Bien qu’elle affecte durablement de nombreux écosystèmes, espèces et composantes de la nature, et si nous sommes par ailleurs convaincu qu’il est nécessaire d’accorder à ceux-ci une valeur intrinsèque, indépendante de l’utilité qu’ils présentent pour les êtres humains, cette crise n’est cependant pas une crise de la nature. À l’échelle du temps long de l’histoire, la capacité de la Terre à se régénérer et à se réinventer n’est pas menacée. Ce qui est menacé, c’est la capacité des écosystèmes à s’autorégénérer à un rythme suffisamment rapide pour que la Terre puisse continuer à être habitable pour les êtres humains. Car même la durée de vie des déchets nucléaires, qui s’étend pour certains sur plusieurs centaines de milliers d’années, ce qui est évidemment considérable à l’échelle de l’histoire humaine, n’est rien à l’échelle des temps géologiques. Cette crise est une crise de l’humanité ou, pour le dire autrement, de la civilisation.

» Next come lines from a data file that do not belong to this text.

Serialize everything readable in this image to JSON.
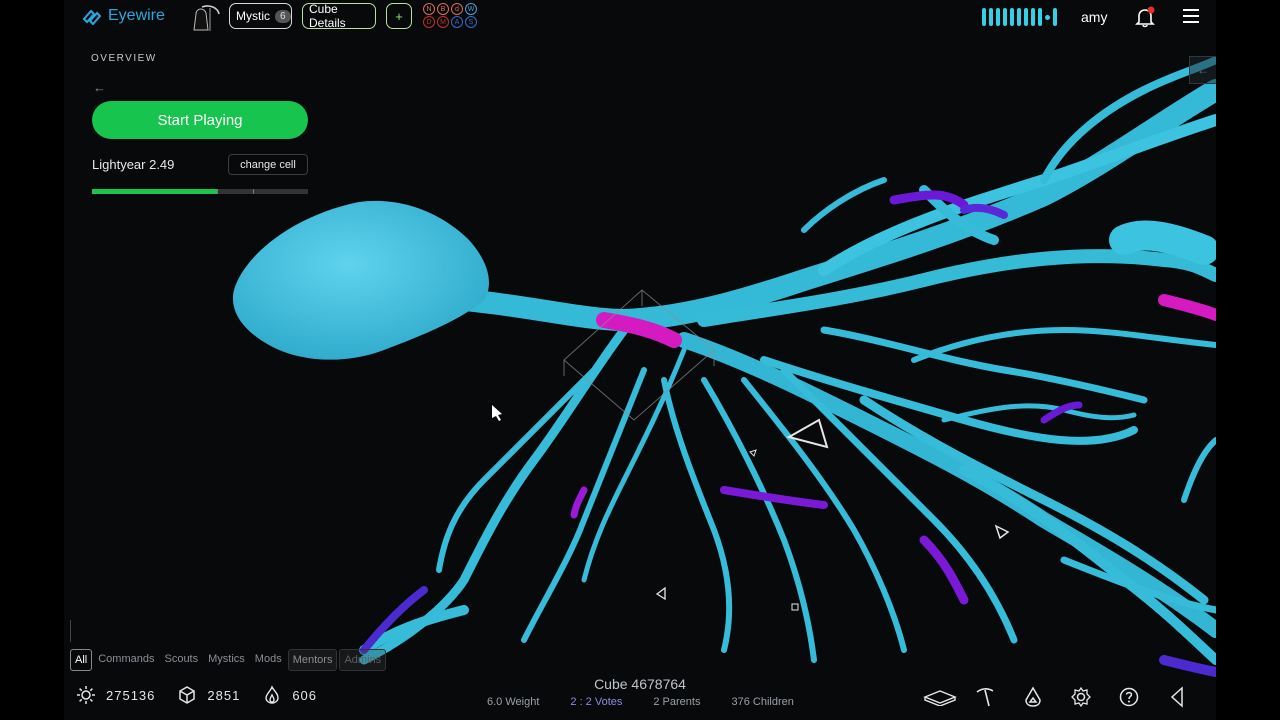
{
  "topbar": {
    "logo_text": "Eyewire",
    "rank_label": "Mystic",
    "rank_count": "6",
    "cube_details_label": "Cube Details",
    "plus_label": "+",
    "mode_letters_top": [
      "N",
      "B",
      "d",
      "W"
    ],
    "mode_letters_bottom": [
      "D",
      "M",
      "A",
      "S"
    ],
    "username": "amy"
  },
  "overview": {
    "label": "OVERVIEW",
    "back_arrow": "←",
    "start_button": "Start Playing",
    "cell_name": "Lightyear 2.49",
    "change_cell_button": "change cell",
    "progress": 0.58
  },
  "chat": {
    "tabs": [
      "All",
      "Commands",
      "Scouts",
      "Mystics",
      "Mods",
      "Mentors",
      "Admins"
    ],
    "active_tab": "All"
  },
  "stats": {
    "points": "275136",
    "cubes": "2851",
    "trailblazes": "606"
  },
  "cube": {
    "title": "Cube 4678764",
    "weight": "6.0 Weight",
    "votes": "2 : 2 Votes",
    "parents": "2 Parents",
    "children": "376 Children"
  },
  "colors": {
    "accent_green": "#17c44e",
    "neuron_cyan": "#36bcd9",
    "segment_magenta": "#d41ac0",
    "segment_violet": "#6a1ad6",
    "logo_blue": "#29a8e0"
  },
  "icons": {
    "stat_points": "sun-icon",
    "stat_cubes": "cube-icon",
    "stat_trailblazes": "flame-icon",
    "tools": [
      "plane-view-icon",
      "pickaxe-icon",
      "drop-icon",
      "settings-icon",
      "help-icon",
      "collapse-icon"
    ]
  }
}
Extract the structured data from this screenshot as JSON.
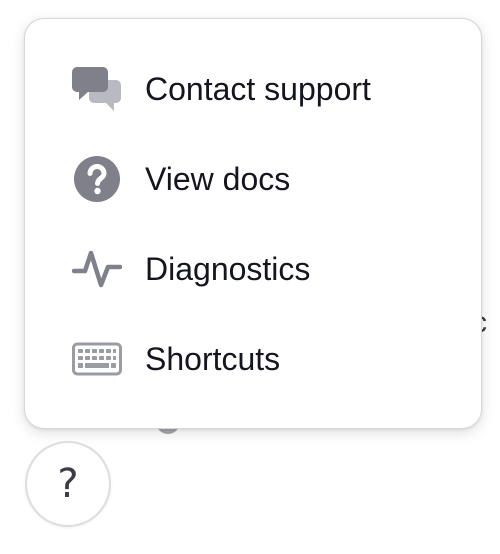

C’est donc bel et bien dans une perspective anthropocentrée qu’il convient de repenser notre relation au monde, à condition toutefois que l’anthropos de cet anthropocentrisme ne soit pas réduit à l’Homo œconomicus, au calculateur rationnel et utilitariste qui est l’objet exclusif de l’anthropologie philosophique moderne. Il nous semble en effet qu’une grande partie de la philosophie de l’environnement, en insistant sur la critique de l’anthropocentrisme, a cédé au fantasme d’une humanité indifférenciée. Or l’humain qui «triomphe» dans l’anthropocentrisme moderne n’est pas n’importe quel humain: c’est un être mutilé, amputé, atrophié. Car en instituant un rapport au monde fondé sur la domination et l’instrumentalisation, et en réduisant la nature à la qualité de marchandise, l’anthropocentrisme moderne réduit également l’humain à son agir technique et économique, occultant par là-même les autres potentialités de son être (sociales, poétiques, spirituelles, etc.). En outre, la destruction de la nature implique aussi la destruction de la qualité du monde vécu par l’être humain, ce qui l’affecte lui aussi directement. Si l’on veut qu’une relation à la nature fondée sur le respect et sur la gratitude se substitue à une relation fondée sur la domination, il n’est donc pas suffisant de revaloriser la nature et de remettre l’être humain à sa juste place, il est également indispensable de redéfinir son humanité dans un sens moins restrictif.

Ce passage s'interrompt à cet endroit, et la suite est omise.